Wohin die Macht geht (Freie Themen)

Ranma, Samstag, 01.09.2018, 04:48 (vor 2088 Tagen) @ schwelmi (2233 Aufrufe)

Hallo!

Mir fällt gerade auf, meinen Satz „Dadurch beginnt dann die Umverteilung der Macht.“ könnte man vielleicht so verstehen, daß jetzt schon jemand unsere Regierenden durch Computerprogramme ersetzen wollte. Obwohl ich das schon jetzt für eine Verbesserung hielte oder zumindest keine Verschlechterung, hat das zunächst noch niemand vor.

Erstmal werden nur ein paar pseudophilosophische Fragen gestellt. Eine bekannte solche ist: Wenn das autonome Automobil einen Unfall nicht vermeiden kann und dann vor der Wahl steht, ein Kind oder einen Tattergreis zu überfahren, welches Opfer wird es wählen? Die Frage ist pseudophilosophisch, weil die Antwort längst feststeht: Das autonome Automobil wird rein garnichts selbst entscheiden, sondern stur seinen Algorithmus abarbeiten.
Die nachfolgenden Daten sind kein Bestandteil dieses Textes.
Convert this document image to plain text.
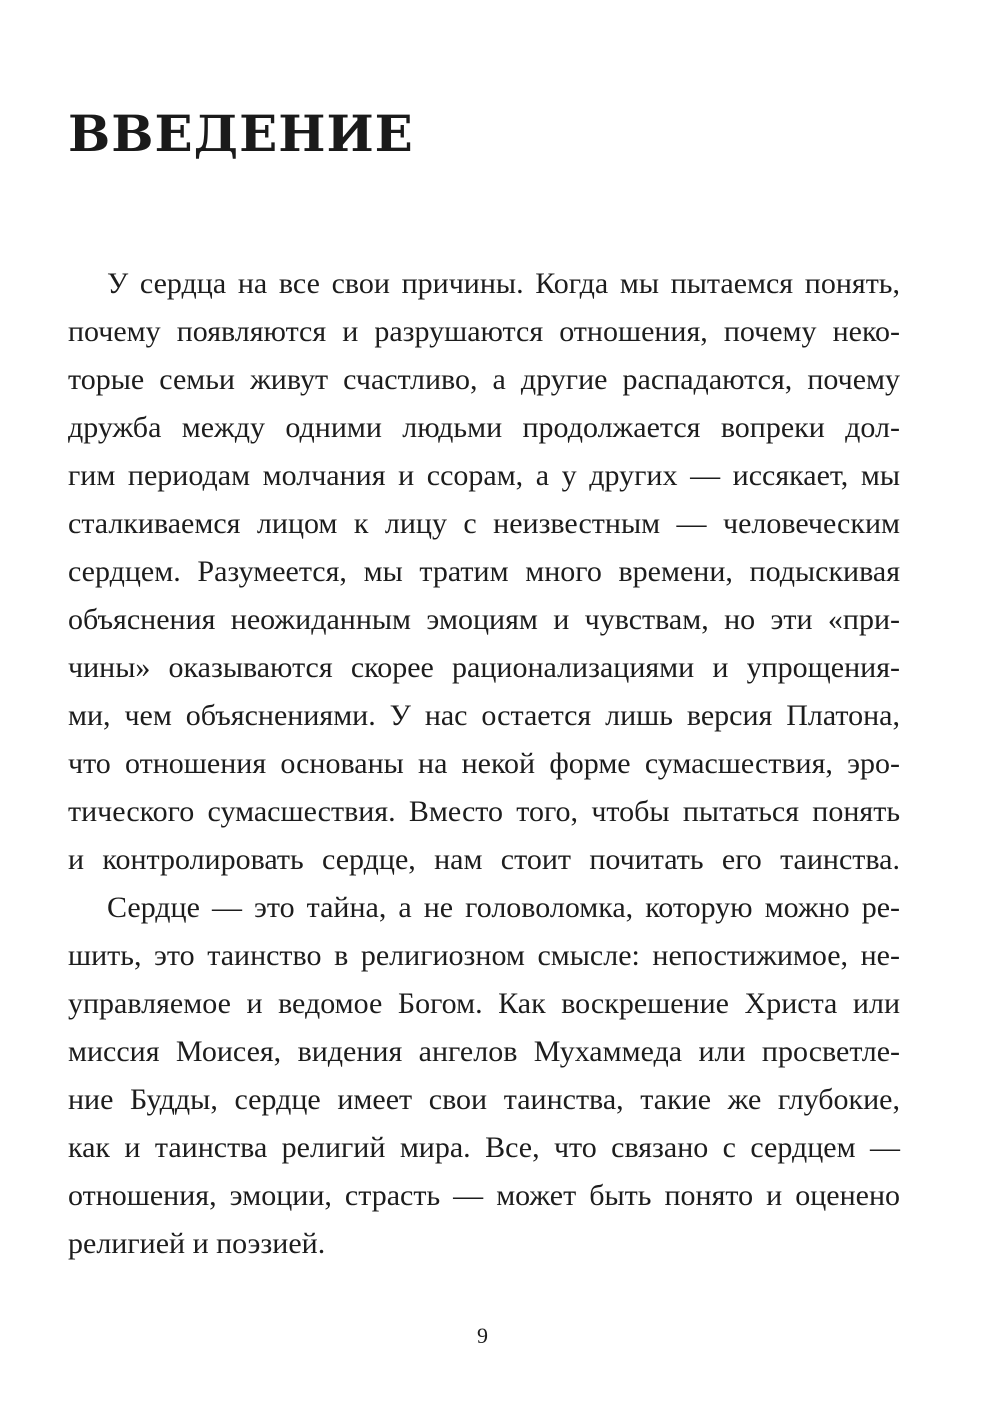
ВВЕДЕНИЕ
У сердца на все свои причины. Когда мы пытаемся понять,
почему появляются и разрушаются отношения, почему неко-
торые семьи живут счастливо, а другие распадаются, почему
дружба между одними людьми продолжается вопреки дол-
гим периодам молчания и ссорам, а у других — иссякает, мы
сталкиваемся лицом к лицу с неизвестным — человеческим
сердцем. Разумеется, мы тратим много времени, подыскивая
объяснения неожиданным эмоциям и чувствам, но эти «при-
чины» оказываются скорее рационализациями и упрощения-
ми, чем объяснениями. У нас остается лишь версия Платона,
что отношения основаны на некой форме сумасшествия, эро-
тического сумасшествия. Вместо того, чтобы пытаться понять
и контролировать сердце, нам стоит почитать его таинства.
Сердце — это тайна, а не головоломка, которую можно ре-
шить, это таинство в религиозном смысле: непостижимое, не-
управляемое и ведомое Богом. Как воскрешение Христа или
миссия Моисея, видения ангелов Мухаммеда или просветле-
ние Будды, сердце имеет свои таинства, такие же глубокие,
как и таинства религий мира. Все, что связано с сердцем —
отношения, эмоции, страсть — может быть понято и оценено
религией и поэзией.
9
Es wird also das machen, was Menschen für diesen Fall als richtig festgelegt haben. Es gibt nur zwei Unterschiede zu einem menschlichem Fahrer: Das autonome Automobil wird immer richtig reagieren. Und es kann viel schneller reagieren und daher mehr Unfälle verhindern. Das führt dann zu der nächsten Frage, ob man die heutige rechtliche Situation, daß ein menschlicher Fahrer bei einem autonomen Automobil eingreifen können muß, nicht viel eher umkehren sollte?

Durch moralischen Druck werden dann mehr und mehr Bereiche von Computerprogrammen übernommen. Zum Beispiel ist die Justiz heute überlastet. Das ist zum Teil auf die Kürzungen zurückzuführen, die vorgenommen wurden, um der Schwarzen Null zu huldigen. Zum Teil ist es jedoch auch ein Big-Data-Problem. Viele Menschen verstehen unter Big Data, daß Google Nutzerdaten abfragt, um damit Werbung zu personalisieren. Das ist aber nicht die Definition von Big Data. Ein Big-Data-Problem liegt dann vor, wenn der Umfang zu verarbeitender Daten über das hinausgeht, was Menschen zu leisten imstande sind. Am Beispiel der Justiz: Durch immer mehr erlaubte Überwachungsmaßnahmen wurde eine solche Datenflut erzeugt, daß bereits die bloße Sichtung aller Daten, um zu entscheiden welche für Strafprozesse relevant sind, nicht mehr innerhalb der Lebenszeit der Justizbeamten zu bewerkstelligen ist. Im Moment widmet man sich dem Problem in der Form, daß viel Beweismaterial und damit das Problem einfach ignoriert wird. Man wird bald jeden Gerichtsprozeß (teuerer Anwalt vorausgesetzt) in der Revision (zweite Instanz) gewinnen können, indem man behauptet, daß das entlastende Material durch zu selektive Auswahl unter den Tisch gefallen ist. Mögliche Abhilfen wären die Verarbeitung der vorliegenden Daten durch entsprechende Computerprogramme oder eine Reform hin zu einer sinnvollen Gesetzeslage. Letzteres wird keinesfalls geschehen.

Während Computerprogramme Menschen aus immer mehr Bereichen verdrängen, verschwindet mit denen zusammen auch die Korruption. Wo keine Vorteilsnahmen und keine Vorteilsgewährungen mehr möglich sind, da verschwindet der Mißbrauch der Macht. Nach dem Mißbrauch der Macht wird auch die Macht verschwinden, weil die Möglichkeit des Mißbrauchs Macht ausmacht. Niemand findet Mächtige dann problematisch, wenn diese ihre Macht garantiert niemals mißbrauchen. Für typische Machtmenschen werden die bisherigen Machtpositionen dann uninteressant.

Macht wird also nicht von einer Seite auf eine andere Seite übertragen, sondern sie verschwindet ganz, weil Roboter alle Menschen gleich behandeln.